L’importance capitale de la fascination pour la langue phare enlève une bonne partie de la pertinence du concept de la langue maternelle. L’idiome de la mère, sauf quand il est aussi celui du pouvoir, n’a plus alors le rôle absolu de la matrice première dans laquelle se moule l’expression verbale de l’individu. Il est en concurrence avec la langue phare qui exerce sur l’apprenant linguistique la fascination inouïe d’un univers qui tout en étant autre que le sien, réussit à s’immiscer dans sa vie. Plus cette adulation sera amplifiée par la disponibilité immédiate d’un maximum de moyens (techniques) d’incursion dans la langue et donc dans la culture « étrangère », plus l’apprenant de la langue maternelle sera enclin à dévaluer celle-ci dans son imaginaire linguistique. Henri Gobard parle à ce propos d’aliénation linguistique 6 . Dans le monde qui est le nôtre en ce début du 21 e siècle, il n’est pas abusif de dire que cette aliénation est pour la première fois dans l’histoire de l’humanité devenue tellement omniprésente, qu’elle risque de déclasser, donc de reléguer dans la marginalité, tous les patrimoines linguistiques autres que l’anglais. Or, tous les spécialistes de la linguistique s’accordent pour souligner que l’humanité ne possède au total que quelques six milles langues et qu’à l’heure actuelle elle en voit disparaître quelques centaines par an. Preuve que cette aliénation ne se contente pas d’appauvrir mais qu’elle s’applique aussi à anéantir.

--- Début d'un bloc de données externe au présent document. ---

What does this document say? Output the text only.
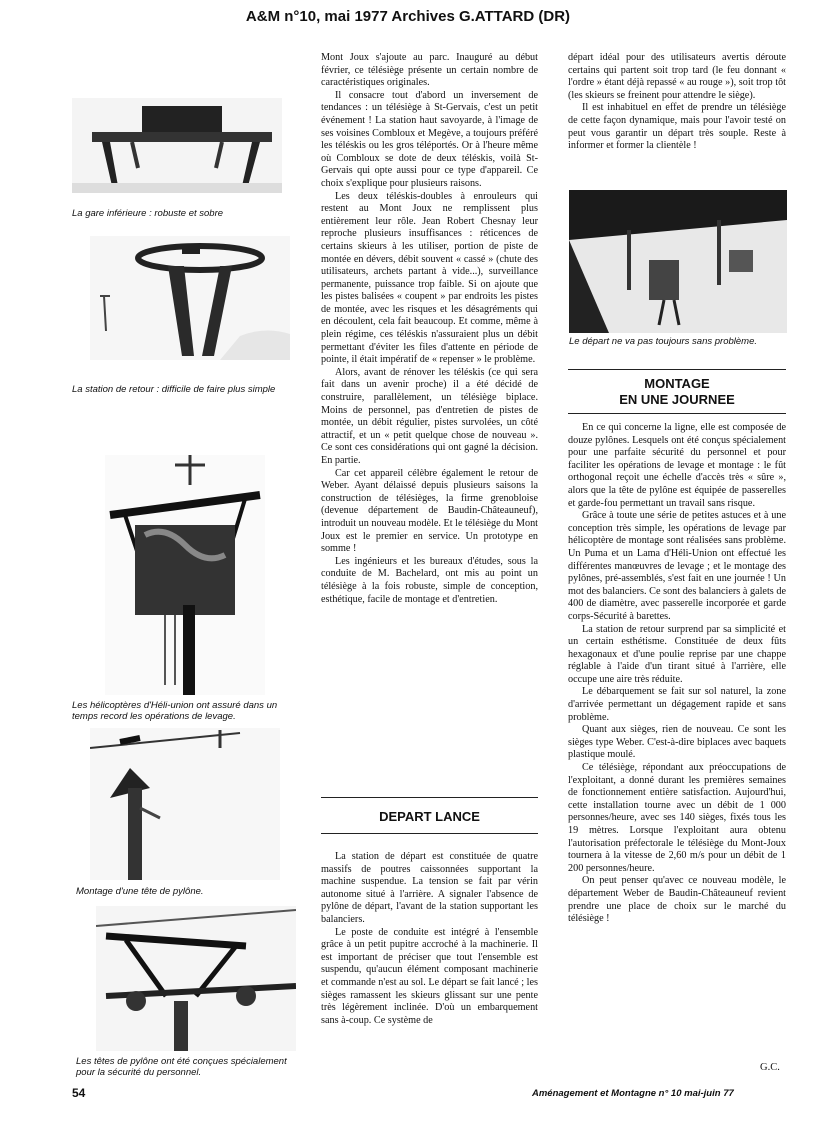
A&M n°10, mai 1977 Archives G.ATTARD (DR)
La gare inférieure : robuste et sobre
La station de retour : difficile de faire plus simple
Les hélicoptères d'Héli-union ont assuré dans un temps record les opérations de levage.
Montage d'une tête de pylône.
Les têtes de pylône ont été conçues spécialement pour la sécurité du personnel.

Mont Joux s'ajoute au parc. Inauguré au début février, ce télésiège présente un certain nombre de caractéristiques originales.

Il consacre tout d'abord un inversement de tendances : un télésiège à St-Gervais, c'est un petit événement ! La station haut savoyarde, à l'image de ses voisines Combloux et Megève, a toujours préféré les téléskis ou les gros téléportés. Or à l'heure même où Combloux se dote de deux téléskis, voilà St-Gervais qui opte aussi pour ce type d'appareil. Ce choix s'explique pour plusieurs raisons.

Les deux téléskis-doubles à enrouleurs qui restent au Mont Joux ne remplissent plus entièrement leur rôle. Jean Robert Chesnay leur reproche plusieurs insuffisances : réticences de certains skieurs à les utiliser, portion de piste de montée en dévers, débit souvent « cassé » (chute des utilisateurs, archets partant à vide...), surveillance permanente, puissance trop faible. Si on ajoute que les pistes balisées « coupent » par endroits les pistes de montée, avec les risques et les désagréments qui en découlent, cela fait beaucoup. Et comme, même à plein régime, ces téléskis n'assuraient plus un débit permettant d'éviter les files d'attente en période de pointe, il était impératif de « repenser » le problème.

Alors, avant de rénover les téléskis (ce qui sera fait dans un avenir proche) il a été décidé de construire, parallèlement, un télésiège biplace. Moins de personnel, pas d'entretien de pistes de montée, un débit régulier, pistes survolées, un côté attractif, et un « petit quelque chose de nouveau ». Ce sont ces considérations qui ont gagné la décision. En partie.

Car cet appareil célèbre également le retour de Weber. Ayant délaissé depuis plusieurs saisons la construction de télésièges, la firme grenobloise (devenue département de Baudin-Châteauneuf), introduit un nouveau modèle. Et le télésiège du Mont Joux est le premier en service. Un prototype en somme !

Les ingénieurs et les bureaux d'études, sous la conduite de M. Bachelard, ont mis au point un télésiège à la fois robuste, simple de conception, esthétique, facile de montage et d'entretien.

DEPART LANCE

La station de départ est constituée de quatre massifs de poutres caissonnées supportant la machine suspendue. La tension se fait par vérin autonome situé à l'arrière. A signaler l'absence de pylône de départ, l'avant de la station supportant les balanciers.

Le poste de conduite est intégré à l'ensemble grâce à un petit pupitre accroché à la machinerie. Il est important de préciser que tout l'ensemble est suspendu, qu'aucun élément composant machinerie et commande n'est au sol. Le départ se fait lancé ; les sièges ramassent les skieurs glissant sur une pente très légèrement inclinée. D'où un embarquement sans à-coup. Ce système de

départ idéal pour des utilisateurs avertis déroute certains qui partent soit trop tard (le feu donnant « l'ordre » étant déjà repassé « au rouge »), soit trop tôt (les skieurs se freinent pour attendre le siège).

Il est inhabituel en effet de prendre un télésiège de cette façon dynamique, mais pour l'avoir testé on peut vous garantir un départ très souple. Reste à informer et former la clientèle !

Le départ ne va pas toujours sans problème.
MONTAGE
EN UNE JOURNEE

En ce qui concerne la ligne, elle est composée de douze pylônes. Lesquels ont été conçus spécialement pour une parfaite sécurité du personnel et pour faciliter les opérations de levage et montage : le fût orthogonal reçoit une échelle d'accès très « sûre », alors que la tête de pylône est équipée de passerelles et garde-fou permettant un travail sans risque.

Grâce à toute une série de petites astuces et à une conception très simple, les opérations de levage par hélicoptère de montage sont réalisées sans problème. Un Puma et un Lama d'Héli-Union ont effectué les différentes manœuvres de levage ; et le montage des pylônes, pré-assemblés, s'est fait en une journée ! Un mot des balanciers. Ce sont des balanciers à galets de 400 de diamètre, avec passerelle incorporée et garde corps-Sécurité à barettes.

La station de retour surprend par sa simplicité et un certain esthétisme. Constituée de deux fûts hexagonaux et d'une poulie reprise par une chappe réglable à l'aide d'un tirant situé à l'arrière, elle occupe une aire très réduite.

Le débarquement se fait sur sol naturel, la zone d'arrivée permettant un dégagement rapide et sans problème.

Quant aux sièges, rien de nouveau. Ce sont les sièges type Weber. C'est-à-dire biplaces avec baquets plastique moulé.

Ce télésiège, répondant aux préoccupations de l'exploitant, a donné durant les premières semaines de fonctionnement entière satisfaction. Aujourd'hui, cette installation tourne avec un débit de 1 000 personnes/heure, avec ses 140 sièges, fixés tous les 19 mètres. Lorsque l'exploitant aura obtenu l'autorisation préfectorale le télésiège du Mont-Joux tournera à la vitesse de 2,60 m/s pour un débit de 1 200 personnes/heure.

On peut penser qu'avec ce nouveau modèle, le département Weber de Baudin-Châteauneuf revient prendre une place de choix sur le marché du télésiège !

G.C.
54	Aménagement et Montagne n° 10 mai-juin 77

Etonnés par l’indifférence totale dont l’humanité fait preuve à l’égard de la déperdition de ses richesses linguistiques et donc de ses modes d’expression, nous ne pouvons que nous inquiéter de l’ampleur de la tragédie humaine qui s’annonce. Des millions et des millions de citoyens qui risquent de rester sur le carreau pour le simple fait de ne pas avoir une maîtrise suffisante de l’anglais. De très nombreuses cultures et civilisations frappées d’inertie à cause de leur suivisme anglo-saxon. Mais dans notre étonnement nous serons sans doute bien seuls en face de ces innombrables foules qui ne caressent qu’un seul désir : parler anglais. « Je voudrais tant que ma fille apprenne l’anglais ». Mais
« Les identités culturelles sont aussi des formes déguisées de passions politiques, et à ce titre elles dissimulent, derrière des vœux de tolérance, d’impitoyables appétits de domination 7 . »

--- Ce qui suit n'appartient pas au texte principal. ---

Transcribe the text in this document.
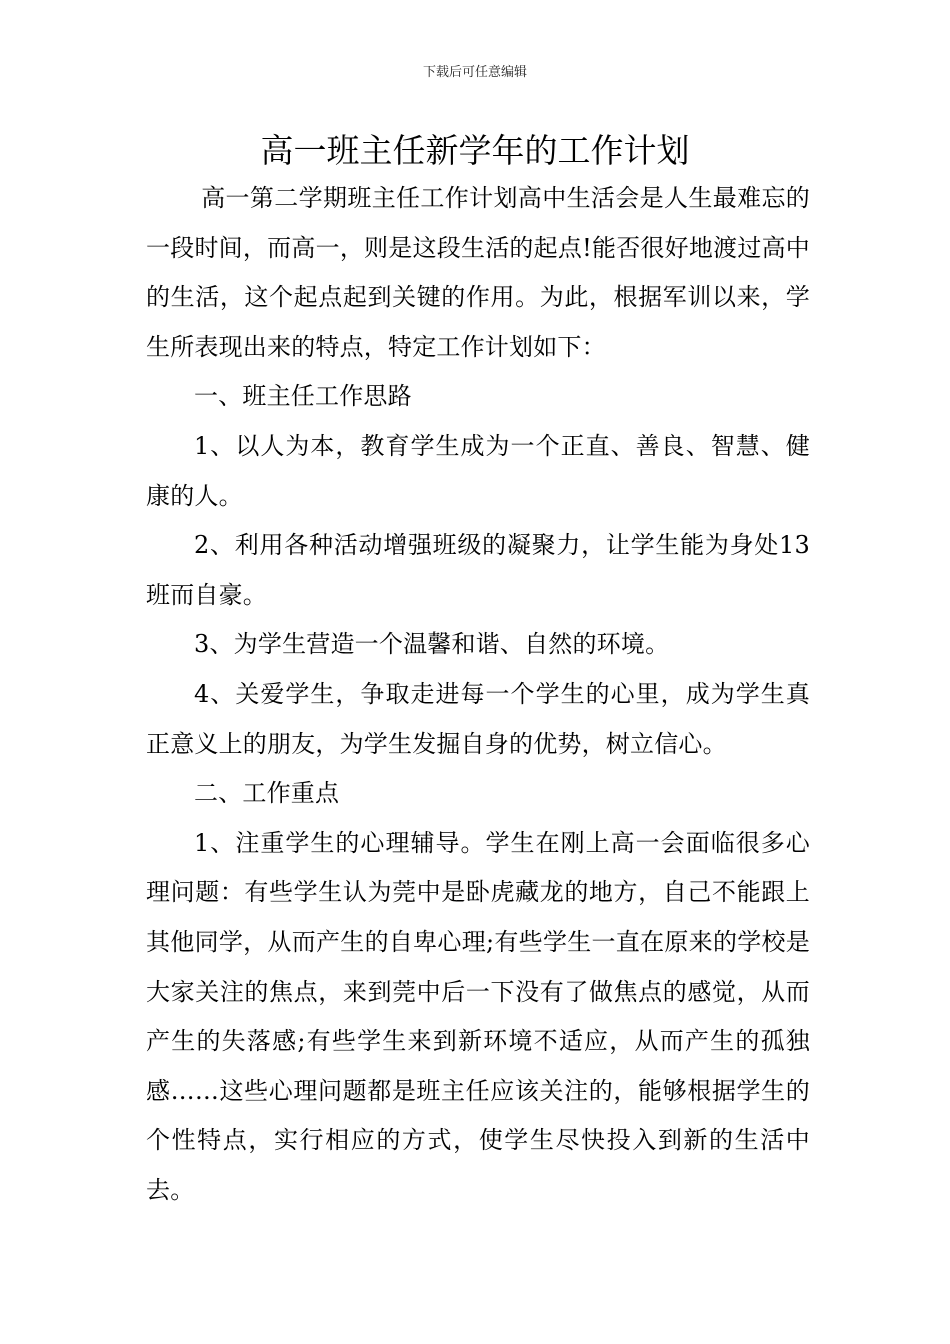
下载后可任意编辑
高一班主任新学年的工作计划

高一第二学期班主任工作计划高中生活会是人生最难忘的一段时间，而高一，则是这段生活的起点!能否很好地渡过高中的生活，这个起点起到关键的作用。为此，根据军训以来，学生所表现出来的特点，特定工作计划如下：

一、班主任工作思路

1、以人为本，教育学生成为一个正直、善良、智慧、健康的人。

2、利用各种活动增强班级的凝聚力，让学生能为身处13班而自豪。

3、为学生营造一个温馨和谐、自然的环境。

4、关爱学生，争取走进每一个学生的心里，成为学生真正意义上的朋友，为学生发掘自身的优势，树立信心。

二、工作重点

1、注重学生的心理辅导。学生在刚上高一会面临很多心理问题：有些学生认为莞中是卧虎藏龙的地方，自己不能跟上其他同学，从而产生的自卑心理;有些学生一直在原来的学校是大家关注的焦点，来到莞中后一下没有了做焦点的感觉，从而产生的失落感;有些学生来到新环境不适应，从而产生的孤独感……这些心理问题都是班主任应该关注的，能够根据学生的个性特点，实行相应的方式，使学生尽快投入到新的生活中去。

La langue phare est donc aujourd’hui l’anglais, ou si vous voulez, l’américain. Elle est en train d’envahir le monde. Sans elle, point de salut ! Mais le lien entre la fuite en avant des Européens vers l’anglais et le déclin de l’Europe saute trop aux yeux pour ne pas y voir la cause de la perte d’influence du vieux monde. En effet
« il ne faut pas perdre de vue que les rapports de force inégaux permettent à ceux qui jouissent de l’autorité politique et culturelle de déterminer le sens 8 . »
La séduction qu’ont exercée les langues phares de jadis (le grec, latin, arabe, italien, espagnol et français) sur leurs locuteurs non natifs a fini par provoquer chez ces derniers des autodénigrements qui, à plus long terme, n’ont pas manqué de créer des psychodrames que l’histoire de l’homme a malheureusement traduits en guerres cruelles et luttes sanglantes. De tout temps, le credo de la langue unique a entériné le refus de la différence. La soumission servile au français dont les Européens ont fait preuve pendant les 17 e et 18 e siècles, a débouché sur le romantisme (la revalorisation des traditions populaires des divers pays) et, dans sa foulée, sur les nationalismes et leurs violences. Que, malgré cela, les effets pervers du credo de la langue idéale et unique, n’aient guère été étudiés par les historiens, n’a rien de surprenant puisque le langage humain, même aujourd’hui, n’est pas le phénomène physiologique et psychoculturel qui passionne les scientifiques.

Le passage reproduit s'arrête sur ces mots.